Program instructions 902 implementing methods such as those described herein may be stored on computer-readable medium 900. The computer-readable medium may be a storage medium such as a magnetic or optical disk, a magnetic tape, or any other suitable non-transitory computer-readable medium known in the art.

The program instructions may be implemented in any of various ways, including procedure-based techniques, component-based techniques, and/or object-oriented techniques, among others. For example, the program instructions may be implemented using ActiveX controls, C++ objects, JavaBeans, Microsoft Foundation Classes ("MFC"), SSE (Streaming SIMD Extension) or other technologies or methodologies, as desired.

Computer system(s) 904 may be configured according to any of the embodiments described herein.

Further modifications and alternative embodiments of various aspects of the invention will be apparent to those skilled in the art in view of this description.

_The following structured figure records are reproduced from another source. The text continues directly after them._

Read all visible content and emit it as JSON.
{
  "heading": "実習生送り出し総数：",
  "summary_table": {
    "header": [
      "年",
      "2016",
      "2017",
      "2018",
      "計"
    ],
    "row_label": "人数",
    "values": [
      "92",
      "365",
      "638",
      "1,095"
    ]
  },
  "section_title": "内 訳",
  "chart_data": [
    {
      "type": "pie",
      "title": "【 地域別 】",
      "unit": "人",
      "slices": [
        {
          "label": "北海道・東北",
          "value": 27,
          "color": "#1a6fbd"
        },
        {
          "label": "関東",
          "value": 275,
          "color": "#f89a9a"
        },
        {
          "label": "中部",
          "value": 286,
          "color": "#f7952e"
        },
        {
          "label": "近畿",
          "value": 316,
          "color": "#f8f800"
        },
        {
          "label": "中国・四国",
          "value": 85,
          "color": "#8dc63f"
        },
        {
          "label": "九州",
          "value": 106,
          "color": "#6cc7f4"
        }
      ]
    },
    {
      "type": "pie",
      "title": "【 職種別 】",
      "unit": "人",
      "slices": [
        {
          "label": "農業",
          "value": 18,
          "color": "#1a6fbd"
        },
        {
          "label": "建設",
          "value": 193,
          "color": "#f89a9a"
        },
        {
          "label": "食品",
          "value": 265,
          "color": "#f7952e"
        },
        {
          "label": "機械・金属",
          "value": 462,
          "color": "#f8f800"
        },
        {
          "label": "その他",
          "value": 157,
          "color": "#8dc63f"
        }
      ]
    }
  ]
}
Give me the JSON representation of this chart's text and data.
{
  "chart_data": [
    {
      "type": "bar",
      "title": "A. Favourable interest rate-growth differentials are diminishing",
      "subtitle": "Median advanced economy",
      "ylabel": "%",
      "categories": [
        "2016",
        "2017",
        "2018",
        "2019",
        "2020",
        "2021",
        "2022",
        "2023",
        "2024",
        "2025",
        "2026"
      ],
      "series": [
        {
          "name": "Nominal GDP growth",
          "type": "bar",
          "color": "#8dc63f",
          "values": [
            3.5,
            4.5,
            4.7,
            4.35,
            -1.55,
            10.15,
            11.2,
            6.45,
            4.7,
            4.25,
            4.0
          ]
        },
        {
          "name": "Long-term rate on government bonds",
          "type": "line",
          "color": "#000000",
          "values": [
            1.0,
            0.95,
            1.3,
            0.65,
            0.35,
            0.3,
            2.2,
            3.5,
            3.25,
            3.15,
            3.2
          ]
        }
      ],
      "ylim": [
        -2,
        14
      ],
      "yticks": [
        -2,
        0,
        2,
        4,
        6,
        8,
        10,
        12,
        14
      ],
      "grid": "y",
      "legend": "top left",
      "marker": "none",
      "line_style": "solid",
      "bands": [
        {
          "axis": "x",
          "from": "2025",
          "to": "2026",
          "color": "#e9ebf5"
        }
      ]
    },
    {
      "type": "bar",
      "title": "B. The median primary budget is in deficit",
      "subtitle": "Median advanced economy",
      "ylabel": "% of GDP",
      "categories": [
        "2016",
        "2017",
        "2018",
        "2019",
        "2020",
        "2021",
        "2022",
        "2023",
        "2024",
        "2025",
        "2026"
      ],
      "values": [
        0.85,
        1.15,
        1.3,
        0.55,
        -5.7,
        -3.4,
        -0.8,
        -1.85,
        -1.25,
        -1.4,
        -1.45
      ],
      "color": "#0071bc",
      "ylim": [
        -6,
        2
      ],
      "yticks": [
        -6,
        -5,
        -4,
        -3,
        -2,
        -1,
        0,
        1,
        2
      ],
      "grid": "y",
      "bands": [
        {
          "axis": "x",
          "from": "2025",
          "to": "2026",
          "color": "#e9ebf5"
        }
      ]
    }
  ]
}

For example, methods and systems for generating a high resolution image for a specimen from a low resolution image of the specimen are provided. Accordingly, this description is to be construed as illustrative only and is for the purpose of teaching those skilled in the art the general manner of carrying out the invention. It is to be understood that the forms of the invention shown and described herein are to be taken as the presently preferred embodiments. Elements and materials may be substituted for those illustrated and described herein, parts and processes may be reversed, and certain features of the invention may be utilized independently, all as would be apparent to one skilled in the art after having the benefit of this description of the invention. Changes may be made in the elements described herein without departing from the spirit and scope of the invention as described in the following claims.